Lawyers representing the United Auto Workers (UAW), the American Federation of State, County, and Municipal Employees (AFSCME), Detroit retirees and the city of Detroit questioned witnesses Thursday during the second day of bankruptcy hearings. The city’s investment advisor Kenneth Buckfire, restructuring specialist Charles Moore of Conway MacKenzie and financial consultant Gaurav Malhortra testified before the court.
The city’s legal team—headed by Jones Day, the former law firm of Emergency Manager Kevyn Orr—concentrated on arguing before Judge Stephen Rhodes that bankruptcy is legitimate and necessary, while the union representatives continued to argue that bankruptcy should have been avoided by liquidating city assets. All sides accepted the entire framework of the discussion, that massive cuts and asset sales were required to pay off Detroit’s debt.
Buckfire, an investment banker from the New York City-based firm Miller Buckfire, defended the bankruptcy, saying it “is a necessary way of protecting the city.” He spoke in favor of the sale of city assets, noting that private equity firms have made inquiries about purchasing Detroit’s Water and Sewerage Department.
The Detroit Water and Sewerage Department is one of the largest in the US and is a source of significant revenue. “The only way is to sell it or privatize it,” Buckfire said. “Several private equity firms have expressed interest, but only if they can charge higher rates.”
Speaking about the valuation of artworks at the Detroit Institute of Arts by Christie’s auction house, Buckfire said, “I expect to get an estimate from them in a matter of weeks.” Of Belle Isle, he added, “Converting it into any kind of private use would be a long, contentious process.”
Jack Sherwood, an attorney for AFSCME, pointed to assets such as the Detroit Institute of Arts, the Coleman Young airport, Joe Lewis Arena, Belle Isle and Detroit Windsor Tunnel as possible sources of emergency revenue for the city. Questioning Malhotra, Sherwood implied that these assets were not considered for sale because it would provide fresh revenues, undermining the case for bankruptcy.
In his testimony, Malhotra rejected this line of argument, saying that the sale of city assets would not address structural issues, such as the alleged $3.5 billion shortfall of the pension funds. “The core structural problems and cash flow problems were that disbursements continued to exceed receipts,” Malhotra claimed.
UAW lawyer Peter DiChiara sought to show in his examination of Malhotra that negotiations between the city and the unions were not carried out in “good faith.” DiChiara argued that Orr sent representatives to negotiations between June 14 and June 18 who did not even have the power to make a deal.
The unions have argued that they were willing to make significant concessions, but that the city was not willing to consider imposing cuts through negotiations with them. Under the guise of fighting the bankruptcy, the unions are actually fighting for a share of the spoils from the looting of the city.

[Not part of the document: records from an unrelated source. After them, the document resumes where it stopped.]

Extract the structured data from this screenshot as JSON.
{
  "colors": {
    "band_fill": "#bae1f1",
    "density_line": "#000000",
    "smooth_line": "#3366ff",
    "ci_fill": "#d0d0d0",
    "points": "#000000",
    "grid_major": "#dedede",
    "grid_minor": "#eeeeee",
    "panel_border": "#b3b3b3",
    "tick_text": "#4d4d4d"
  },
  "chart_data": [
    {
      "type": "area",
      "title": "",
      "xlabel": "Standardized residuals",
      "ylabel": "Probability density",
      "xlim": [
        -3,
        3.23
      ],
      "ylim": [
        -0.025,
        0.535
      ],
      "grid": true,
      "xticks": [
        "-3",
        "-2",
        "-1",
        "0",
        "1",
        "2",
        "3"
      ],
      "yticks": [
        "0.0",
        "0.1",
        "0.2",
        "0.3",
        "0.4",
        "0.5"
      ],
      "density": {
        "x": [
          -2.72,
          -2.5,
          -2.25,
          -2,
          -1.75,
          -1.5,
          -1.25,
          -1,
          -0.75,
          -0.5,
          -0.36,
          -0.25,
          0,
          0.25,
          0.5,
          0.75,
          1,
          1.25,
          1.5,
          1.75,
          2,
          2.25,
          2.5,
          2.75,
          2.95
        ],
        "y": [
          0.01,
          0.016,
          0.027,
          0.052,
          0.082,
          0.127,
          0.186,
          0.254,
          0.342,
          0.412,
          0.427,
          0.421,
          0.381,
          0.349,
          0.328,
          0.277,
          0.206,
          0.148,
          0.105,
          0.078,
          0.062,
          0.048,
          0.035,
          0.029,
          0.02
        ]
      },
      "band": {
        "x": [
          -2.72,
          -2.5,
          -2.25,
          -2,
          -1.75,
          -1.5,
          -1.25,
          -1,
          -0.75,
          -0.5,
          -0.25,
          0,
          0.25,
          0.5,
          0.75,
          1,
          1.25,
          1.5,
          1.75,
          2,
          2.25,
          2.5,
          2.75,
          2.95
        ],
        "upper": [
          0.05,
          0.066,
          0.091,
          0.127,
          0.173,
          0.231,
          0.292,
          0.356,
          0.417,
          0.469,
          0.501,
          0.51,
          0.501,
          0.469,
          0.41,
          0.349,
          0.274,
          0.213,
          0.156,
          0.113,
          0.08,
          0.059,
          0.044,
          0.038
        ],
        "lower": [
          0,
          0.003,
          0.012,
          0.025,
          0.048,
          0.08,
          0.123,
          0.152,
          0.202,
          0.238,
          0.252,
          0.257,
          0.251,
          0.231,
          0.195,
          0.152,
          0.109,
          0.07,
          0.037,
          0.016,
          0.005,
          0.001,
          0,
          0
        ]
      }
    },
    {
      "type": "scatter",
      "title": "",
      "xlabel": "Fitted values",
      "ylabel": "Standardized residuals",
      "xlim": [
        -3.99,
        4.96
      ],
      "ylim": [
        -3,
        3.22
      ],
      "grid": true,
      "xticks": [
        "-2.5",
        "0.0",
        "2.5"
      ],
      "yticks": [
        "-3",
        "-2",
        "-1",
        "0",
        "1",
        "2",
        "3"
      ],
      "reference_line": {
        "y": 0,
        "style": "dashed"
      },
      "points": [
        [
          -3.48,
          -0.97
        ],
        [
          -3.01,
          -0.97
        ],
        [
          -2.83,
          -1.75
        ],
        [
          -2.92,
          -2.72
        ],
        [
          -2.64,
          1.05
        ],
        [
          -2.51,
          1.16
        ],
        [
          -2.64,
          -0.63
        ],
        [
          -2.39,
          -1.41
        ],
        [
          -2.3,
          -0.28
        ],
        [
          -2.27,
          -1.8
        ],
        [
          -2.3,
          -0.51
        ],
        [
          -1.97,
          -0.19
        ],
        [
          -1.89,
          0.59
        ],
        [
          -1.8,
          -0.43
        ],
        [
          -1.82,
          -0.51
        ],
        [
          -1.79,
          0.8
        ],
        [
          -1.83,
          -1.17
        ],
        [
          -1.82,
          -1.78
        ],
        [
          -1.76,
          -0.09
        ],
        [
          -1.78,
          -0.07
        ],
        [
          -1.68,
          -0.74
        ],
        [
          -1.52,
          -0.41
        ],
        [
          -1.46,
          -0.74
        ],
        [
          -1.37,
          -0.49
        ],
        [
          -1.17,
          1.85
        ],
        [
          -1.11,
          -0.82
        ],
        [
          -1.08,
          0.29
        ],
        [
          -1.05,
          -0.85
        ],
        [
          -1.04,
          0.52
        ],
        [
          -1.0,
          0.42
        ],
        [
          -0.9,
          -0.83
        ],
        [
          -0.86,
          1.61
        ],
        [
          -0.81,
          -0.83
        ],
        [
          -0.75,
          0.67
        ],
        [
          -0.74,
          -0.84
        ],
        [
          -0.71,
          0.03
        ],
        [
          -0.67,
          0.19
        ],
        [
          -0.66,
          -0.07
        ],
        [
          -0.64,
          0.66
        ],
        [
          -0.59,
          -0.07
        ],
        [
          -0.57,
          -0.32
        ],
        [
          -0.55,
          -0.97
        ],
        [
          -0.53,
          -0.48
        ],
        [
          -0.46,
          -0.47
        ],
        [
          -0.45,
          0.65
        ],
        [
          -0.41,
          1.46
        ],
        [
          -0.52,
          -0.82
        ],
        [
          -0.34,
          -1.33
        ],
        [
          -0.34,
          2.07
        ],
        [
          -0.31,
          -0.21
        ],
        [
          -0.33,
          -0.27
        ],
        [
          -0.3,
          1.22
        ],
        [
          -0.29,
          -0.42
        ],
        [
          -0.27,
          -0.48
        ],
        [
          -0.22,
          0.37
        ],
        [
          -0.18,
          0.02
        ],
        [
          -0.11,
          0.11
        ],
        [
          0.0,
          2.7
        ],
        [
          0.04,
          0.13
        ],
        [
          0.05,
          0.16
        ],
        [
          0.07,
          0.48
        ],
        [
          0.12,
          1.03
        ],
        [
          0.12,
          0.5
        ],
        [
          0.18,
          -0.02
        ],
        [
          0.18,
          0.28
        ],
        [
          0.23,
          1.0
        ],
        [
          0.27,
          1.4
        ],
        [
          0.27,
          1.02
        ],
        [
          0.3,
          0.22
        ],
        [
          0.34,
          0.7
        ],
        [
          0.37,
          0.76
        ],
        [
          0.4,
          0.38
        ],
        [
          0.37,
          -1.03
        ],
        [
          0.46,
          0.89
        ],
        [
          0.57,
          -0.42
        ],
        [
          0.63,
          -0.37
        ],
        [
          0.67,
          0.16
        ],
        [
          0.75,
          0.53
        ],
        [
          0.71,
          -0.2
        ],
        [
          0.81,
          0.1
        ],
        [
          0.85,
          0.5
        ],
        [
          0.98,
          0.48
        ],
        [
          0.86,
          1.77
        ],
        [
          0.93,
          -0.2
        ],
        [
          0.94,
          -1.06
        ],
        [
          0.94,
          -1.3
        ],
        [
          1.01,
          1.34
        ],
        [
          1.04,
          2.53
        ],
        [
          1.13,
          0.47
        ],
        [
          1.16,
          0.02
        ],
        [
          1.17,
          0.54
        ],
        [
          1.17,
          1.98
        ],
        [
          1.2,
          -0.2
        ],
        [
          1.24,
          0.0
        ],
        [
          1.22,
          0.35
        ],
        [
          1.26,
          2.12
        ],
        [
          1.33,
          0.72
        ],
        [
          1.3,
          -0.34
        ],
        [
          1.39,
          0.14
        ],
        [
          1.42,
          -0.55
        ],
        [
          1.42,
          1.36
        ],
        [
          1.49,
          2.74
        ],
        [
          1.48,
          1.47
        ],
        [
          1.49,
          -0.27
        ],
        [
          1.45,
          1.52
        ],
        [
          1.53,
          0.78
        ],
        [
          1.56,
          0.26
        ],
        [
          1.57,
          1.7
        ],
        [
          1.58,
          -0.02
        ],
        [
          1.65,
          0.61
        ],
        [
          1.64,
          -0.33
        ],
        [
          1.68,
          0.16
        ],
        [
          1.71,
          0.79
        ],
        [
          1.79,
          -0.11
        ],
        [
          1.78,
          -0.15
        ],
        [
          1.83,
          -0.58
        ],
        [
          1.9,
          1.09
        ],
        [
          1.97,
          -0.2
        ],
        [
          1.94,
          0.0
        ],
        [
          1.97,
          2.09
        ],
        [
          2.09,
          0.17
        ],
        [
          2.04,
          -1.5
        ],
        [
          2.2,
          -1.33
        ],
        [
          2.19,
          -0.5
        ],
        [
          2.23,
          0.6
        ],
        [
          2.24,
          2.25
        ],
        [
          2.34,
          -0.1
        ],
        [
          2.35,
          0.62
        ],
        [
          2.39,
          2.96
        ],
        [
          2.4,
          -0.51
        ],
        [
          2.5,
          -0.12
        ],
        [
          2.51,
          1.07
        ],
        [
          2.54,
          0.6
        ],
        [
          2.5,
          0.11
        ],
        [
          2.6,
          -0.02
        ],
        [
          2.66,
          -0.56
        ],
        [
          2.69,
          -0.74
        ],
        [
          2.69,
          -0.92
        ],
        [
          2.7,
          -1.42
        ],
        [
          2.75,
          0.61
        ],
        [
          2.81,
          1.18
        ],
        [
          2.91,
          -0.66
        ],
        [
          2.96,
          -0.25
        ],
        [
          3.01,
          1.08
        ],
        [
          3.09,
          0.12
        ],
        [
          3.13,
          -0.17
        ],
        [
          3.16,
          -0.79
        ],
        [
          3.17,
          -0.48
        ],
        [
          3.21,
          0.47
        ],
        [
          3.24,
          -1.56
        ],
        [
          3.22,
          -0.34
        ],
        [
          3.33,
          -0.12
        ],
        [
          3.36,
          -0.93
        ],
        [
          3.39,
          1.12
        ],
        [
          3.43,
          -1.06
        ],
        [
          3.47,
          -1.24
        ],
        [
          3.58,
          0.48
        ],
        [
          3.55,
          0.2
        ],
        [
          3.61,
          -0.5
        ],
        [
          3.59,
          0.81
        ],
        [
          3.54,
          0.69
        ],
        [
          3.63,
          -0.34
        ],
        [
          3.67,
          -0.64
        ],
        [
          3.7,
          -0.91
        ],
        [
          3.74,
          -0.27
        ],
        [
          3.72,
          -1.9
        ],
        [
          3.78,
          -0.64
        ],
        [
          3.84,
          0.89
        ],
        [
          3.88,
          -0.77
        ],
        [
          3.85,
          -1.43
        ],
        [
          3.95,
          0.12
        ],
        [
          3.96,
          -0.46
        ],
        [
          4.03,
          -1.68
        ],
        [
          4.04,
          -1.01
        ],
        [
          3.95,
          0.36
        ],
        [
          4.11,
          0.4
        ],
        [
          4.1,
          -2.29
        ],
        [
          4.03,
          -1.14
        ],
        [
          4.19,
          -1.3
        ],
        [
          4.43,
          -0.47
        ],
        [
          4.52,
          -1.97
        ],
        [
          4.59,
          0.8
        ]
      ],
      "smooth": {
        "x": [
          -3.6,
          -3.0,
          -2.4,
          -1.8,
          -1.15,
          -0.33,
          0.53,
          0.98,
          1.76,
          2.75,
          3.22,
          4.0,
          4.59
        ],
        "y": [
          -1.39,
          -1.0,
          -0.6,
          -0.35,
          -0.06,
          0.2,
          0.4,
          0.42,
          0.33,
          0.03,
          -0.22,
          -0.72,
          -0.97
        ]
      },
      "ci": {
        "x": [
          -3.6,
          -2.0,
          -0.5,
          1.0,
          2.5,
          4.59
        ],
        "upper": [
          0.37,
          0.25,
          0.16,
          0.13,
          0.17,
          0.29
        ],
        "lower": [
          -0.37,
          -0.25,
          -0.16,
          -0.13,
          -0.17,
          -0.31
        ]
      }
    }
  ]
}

The unions’ support for selling off city assets has nothing to do with defending the pensions and other “bread and butter” items, as the union leadership has suggested. Detroit’s artistic assets and basic material assets alike are to be turned over to the highest bidder, along with cuts in jobs, wages and pensions. Orr has already announced plans to eliminate or drastically restructure retiree pensions and health care.
Moore, senior director at Conway MacKenzie, a “restructuring firm” hired by the city also testified. Moore assisted in developing the 10-year restructuring plan advanced by Orr during the summer.
Moore said that the city might disband the Detroit Department of Transportation and merge its operations with regional transportation systems. He also said that 60 percent of Detroit Fire Department calls are in response to incidents at abandoned buildings.
Many city departments have been unable to “perform basic functions,” Moore said. He estimated that $500 million would be required to carry out “blight removal” in Detroit over the next six years to deal with the city’s 80,000 abandoned buildings.
Moore’s testimony points to the plans of Kevyn Orr and the ruling class to remake Detroit in the wake of the bankruptcy. Blighted buildings are to be removed in order to make way for new investment projects catering to the upper-middle class and the wealthy, or turned into farmland. The Obama administration has pledged aid to carry out the destruction of buildings, and the committee to oversee this process is headed by billionaire Quicken Loans owner Dan Gilbert.
Completely absent from the proceedings was any expression of the interests of the working class. The “opposition” to the bankruptcy consists of lawyers representing the union bureaucracies, while the city itself is represented by a legal team tied to unelected financial dictator Kevyn Orr.
Michigan Governor Rick Snyder is scheduled to give testimony before the bankruptcy court on Monday. It is widely expected that the bankruptcy will be approved when Rhodes issues a ruling in mid-November.